I was begging them to knock me out.
Not only was the fear of another surgery while awake freaking me out, but the thought of having another baby (when I thought we were DONE) was making me want to hurl!
My kids were just starting to get independent, and the thought of starting over was terrifying. Add to that, the bright lights, 7 people you’ve never met all standing over you poking and prodding and the fact that your arms are pinned down like Jesus on the cross, the experience really is a mind-fuck.
Somehow I made it through (only puking twice) and they pulled out the most perfect little doll baby I’d ever seen. I felt this instant calm wash over me and was overcome with joy.
I never really experienced that with my other two births. The first time I had such a long scary labor that by the time I had my emergency C-section, I barely knew what was going on. The second time, I walked in for a scheduled c-section, but was so drugged up when they pulled her out, I barely remember the birth.

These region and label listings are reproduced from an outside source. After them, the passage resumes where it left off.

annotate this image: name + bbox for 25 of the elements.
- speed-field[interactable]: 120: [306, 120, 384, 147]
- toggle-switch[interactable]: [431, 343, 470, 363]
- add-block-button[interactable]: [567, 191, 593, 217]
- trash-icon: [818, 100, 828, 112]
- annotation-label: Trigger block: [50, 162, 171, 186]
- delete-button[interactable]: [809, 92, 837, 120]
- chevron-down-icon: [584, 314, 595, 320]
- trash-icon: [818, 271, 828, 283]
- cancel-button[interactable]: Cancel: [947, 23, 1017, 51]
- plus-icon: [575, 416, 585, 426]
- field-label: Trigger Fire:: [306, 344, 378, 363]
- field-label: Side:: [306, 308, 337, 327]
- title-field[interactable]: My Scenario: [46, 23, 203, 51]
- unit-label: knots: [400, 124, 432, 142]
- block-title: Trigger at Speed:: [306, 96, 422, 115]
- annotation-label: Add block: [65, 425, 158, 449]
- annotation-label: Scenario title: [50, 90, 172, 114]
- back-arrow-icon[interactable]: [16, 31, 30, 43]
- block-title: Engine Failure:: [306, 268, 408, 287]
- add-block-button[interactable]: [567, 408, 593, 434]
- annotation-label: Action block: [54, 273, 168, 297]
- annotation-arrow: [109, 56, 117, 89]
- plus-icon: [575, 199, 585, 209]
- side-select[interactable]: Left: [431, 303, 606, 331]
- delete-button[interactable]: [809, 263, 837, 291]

This time was different. I instantly fell in love and knew that everything was going to be ok. And it has been!
Don’t get me wrong, having a baby just shy of your 39th birthday, with 2 other kids and multiple businesses to run, isn’t easy, but something about the last baby just puts everything into perspective and makes you appreciate it all more.
I find myself snuggling her a little more, knowing she’s my last. I stare at her a little longer, memorizing the features of her little face, knowing how quickly they change. I find it much easier to say No to other things that just aren’t important to me anymore. I am really appreciating every coo and caw more than I ever did before.

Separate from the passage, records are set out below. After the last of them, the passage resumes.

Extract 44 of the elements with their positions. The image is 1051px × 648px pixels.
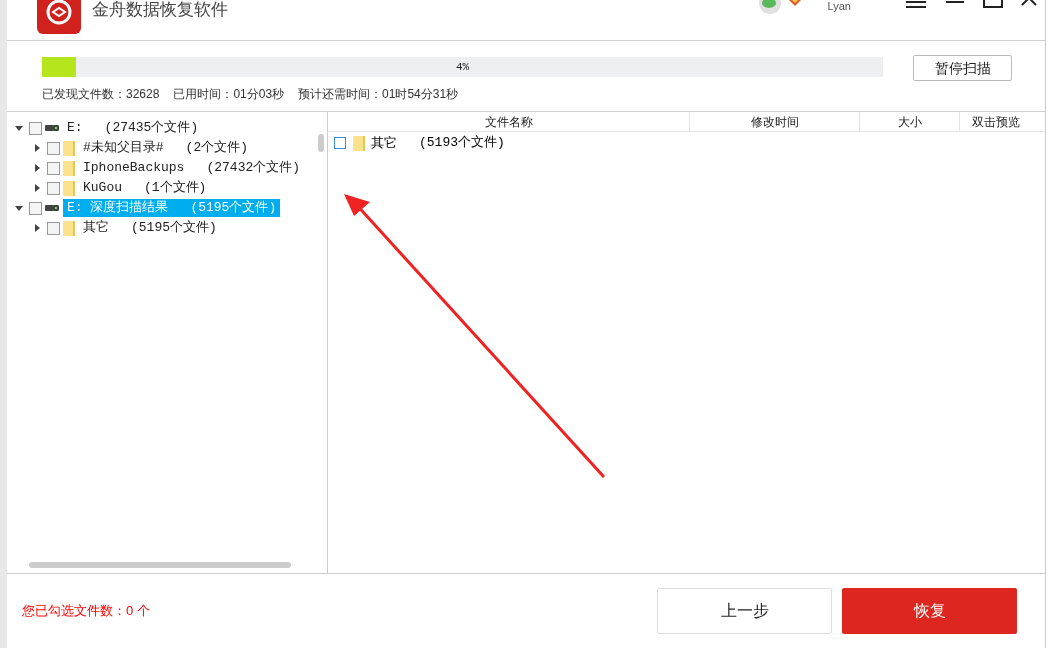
folder-icon: [63, 180, 75, 196]
folder-icon: [63, 140, 75, 156]
folder-icon: [63, 220, 75, 236]
expand-arrow-icon[interactable]: [33, 144, 41, 152]
column-header[interactable]: 文件名称: [328, 112, 689, 131]
checkbox[interactable]: [29, 201, 42, 215]
column-header[interactable]: 大小: [859, 112, 959, 131]
pause-scan-button[interactable]: 暂停扫描: [913, 55, 1012, 81]
checkbox[interactable]: [29, 121, 42, 135]
checkbox[interactable]: [47, 141, 60, 155]
checkbox[interactable]: [47, 221, 60, 235]
selected-count: 您已勾选文件数：0 个: [22, 602, 150, 621]
horizontal-scrollbar[interactable]: [29, 562, 291, 568]
column-header[interactable]: 双击预览: [959, 112, 1031, 131]
checkbox[interactable]: [334, 137, 346, 149]
checkbox[interactable]: [47, 161, 60, 175]
scan-stat: 预计还需时间：01时54分31秒: [298, 86, 459, 103]
checkbox[interactable]: [47, 181, 60, 195]
collapse-arrow-icon[interactable]: [15, 124, 23, 132]
drive-icon: [45, 125, 59, 131]
folder-icon: [353, 135, 365, 151]
app-logo: [37, 0, 81, 34]
tree-item[interactable]: KuGou (1个文件): [79, 179, 211, 197]
tree-item[interactable]: 其它 (5195个文件): [79, 219, 221, 237]
window-title: 金舟数据恢复软件: [92, 0, 228, 21]
scan-stat: 已用时间：01分03秒: [173, 86, 285, 103]
expand-arrow-icon[interactable]: [33, 184, 41, 192]
tree-item[interactable]: #未知父目录# (2个文件): [79, 139, 252, 157]
file-name: 其它: [371, 134, 397, 153]
tree-item[interactable]: E: (27435个文件): [63, 119, 203, 137]
folder-icon: [63, 160, 75, 176]
drive-icon: [45, 205, 59, 211]
user-name[interactable]: Lyan: [827, 0, 851, 13]
file-count: (5193个文件): [419, 134, 505, 153]
expand-arrow-icon[interactable]: [33, 224, 41, 232]
back-button[interactable]: 上一步: [657, 588, 832, 634]
column-header[interactable]: 修改时间: [689, 112, 859, 131]
tree-item[interactable]: IphoneBackups (27432个文件): [79, 159, 305, 177]
recover-button[interactable]: 恢复: [842, 588, 1017, 634]
collapse-arrow-icon[interactable]: [15, 204, 23, 212]
expand-arrow-icon[interactable]: [33, 164, 41, 172]
scan-stat: 已发现文件数：32628: [42, 86, 160, 103]
vertical-scrollbar[interactable]: [318, 134, 324, 152]
progress-percent: 4%: [455, 60, 470, 75]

This time, I’m not trying to rush her to the next “first,” but to fully enjoy each one.
This time, I am older, wiser and more calm because this isn’t my first rodeo.
This time, I appreciate every moment.
I’m also loving what Cece has done for us as a family. (Yes, we finally picked a name, Cecelia). Instead of being jealous, the older girls are obsessed with their little sister. My husband and have truly become a team and his support while healing from my surgery, was more than I ever could have imagined. I had a horrible reaction to the glue that was used and blistered really bad. He literally waited on me hand and foot, and took care of all the kids, so I could heal.
The third child can either make or break you. I believe that we are stronger then ever. Our family is now complete.